The truck “wasn’t street ready until the beginning of 2018,” she says. “He (Matt) has a full-time job. He and his dad were doing it on the weekends. They loved every bit of it. And he’s handy. Things they didn’t know how to do, they figured it out.”

Her sister also served as a barista when they first opened, and her father-in-law, who’s “retired,” is their truck driver six days a week, starting at 4:30 a.m.

“This is our passion, so I think our family sees that, too,” she says. “Every pop-up we have, every time we do like a Sammie Sunday, my mom and my grandma, my stepdad and my sister, everybody’s here. Probably because they want a sammie, but also because they want to be supportive.”

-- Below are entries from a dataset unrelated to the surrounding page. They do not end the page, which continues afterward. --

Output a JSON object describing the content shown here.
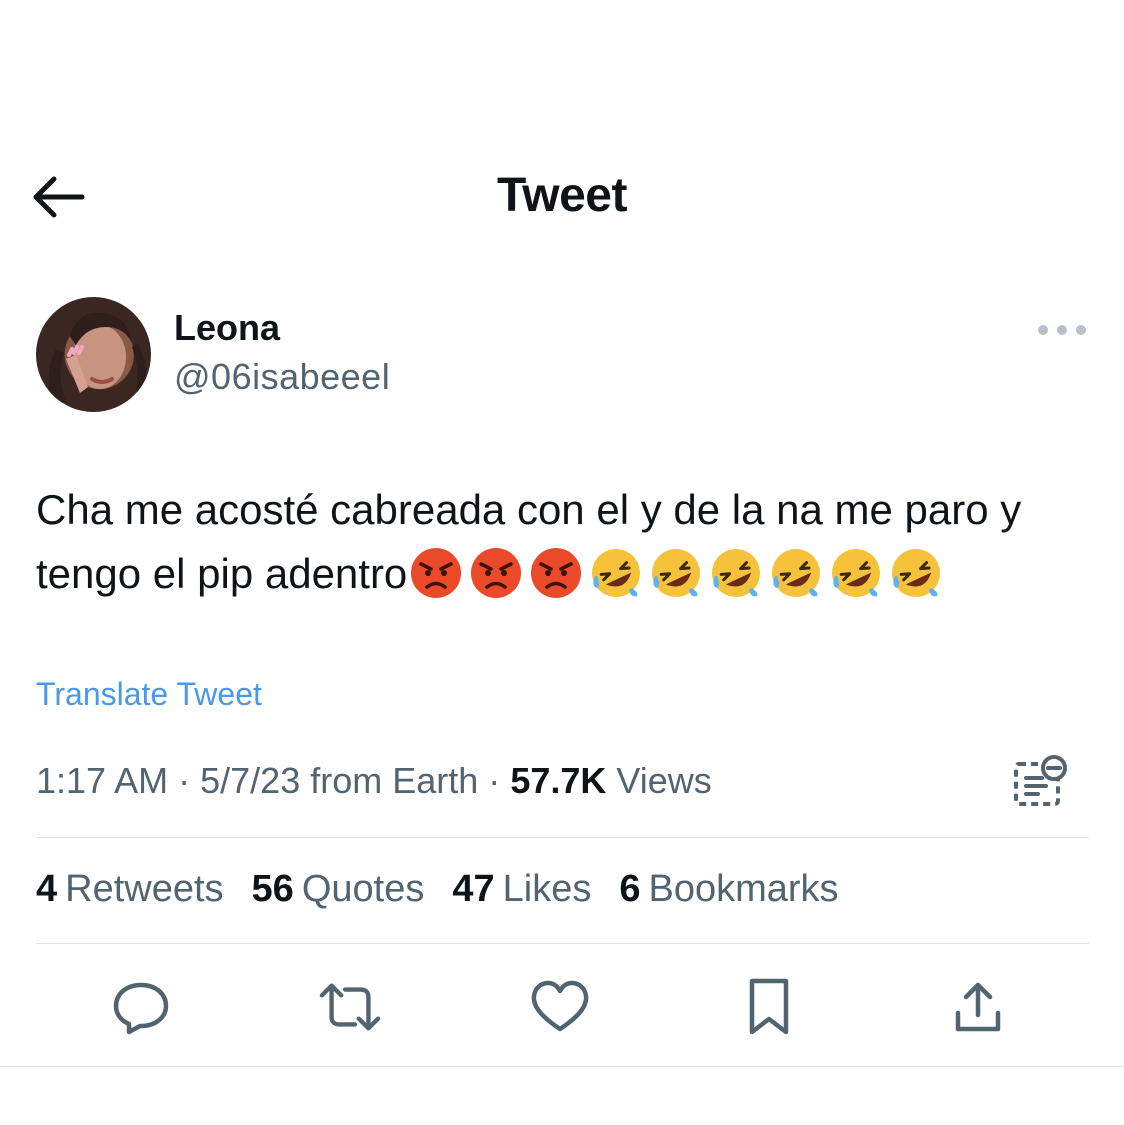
{
  "header": {
    "title": "Tweet",
    "back_icon": "arrow-left-icon"
  },
  "author": {
    "name": "Leona",
    "handle": "@06isabeeel",
    "more_icon": "more-horizontal-icon"
  },
  "tweet": {
    "text": "Cha me acosté cabreada con el y de la na me paro y tengo el pip adentro",
    "emojis": [
      "angry-face",
      "angry-face",
      "angry-face",
      "rolling-on-floor-laughing",
      "rolling-on-floor-laughing",
      "rolling-on-floor-laughing",
      "rolling-on-floor-laughing",
      "rolling-on-floor-laughing",
      "rolling-on-floor-laughing"
    ],
    "translate_label": "Translate Tweet"
  },
  "meta": {
    "time": "1:17 AM",
    "date": "5/7/23",
    "source": "from Earth",
    "views_count": "57.7K",
    "views_label": "Views",
    "separator": "·"
  },
  "stats": [
    {
      "count": "4",
      "label": "Retweets"
    },
    {
      "count": "56",
      "label": "Quotes"
    },
    {
      "count": "47",
      "label": "Likes"
    },
    {
      "count": "6",
      "label": "Bookmarks"
    }
  ],
  "actions": [
    "reply-icon",
    "retweet-icon",
    "like-icon",
    "bookmark-icon",
    "share-icon"
  ],
  "colors": {
    "link": "#4a99e9",
    "secondary_text": "#536471",
    "primary_text": "#0f1419",
    "divider": "#dfe3e6"
  }
}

Bisous and Meyer have been honored with “best” titles from multiple publications, including this one, and business seems steady. Rendezvous will keep making the rounds. Ice cream will start selling from the storefront in July, and the monthly special  flavors in the macarons and eclairs will continue.

“We’re not trying to have pastry domination,” she says. “We are working with flour and sugar here. If we go one day without raspberry cruffins, it’s going to be OK.

“I keep the end picture in mind, and we do what we can do to get that. The deadlines and plans, I made those up, so move them. We’re really trying to just make people happy with pastry. If we can give somebody a smile in their day or a boost for something, that’s all we’re trying to do.”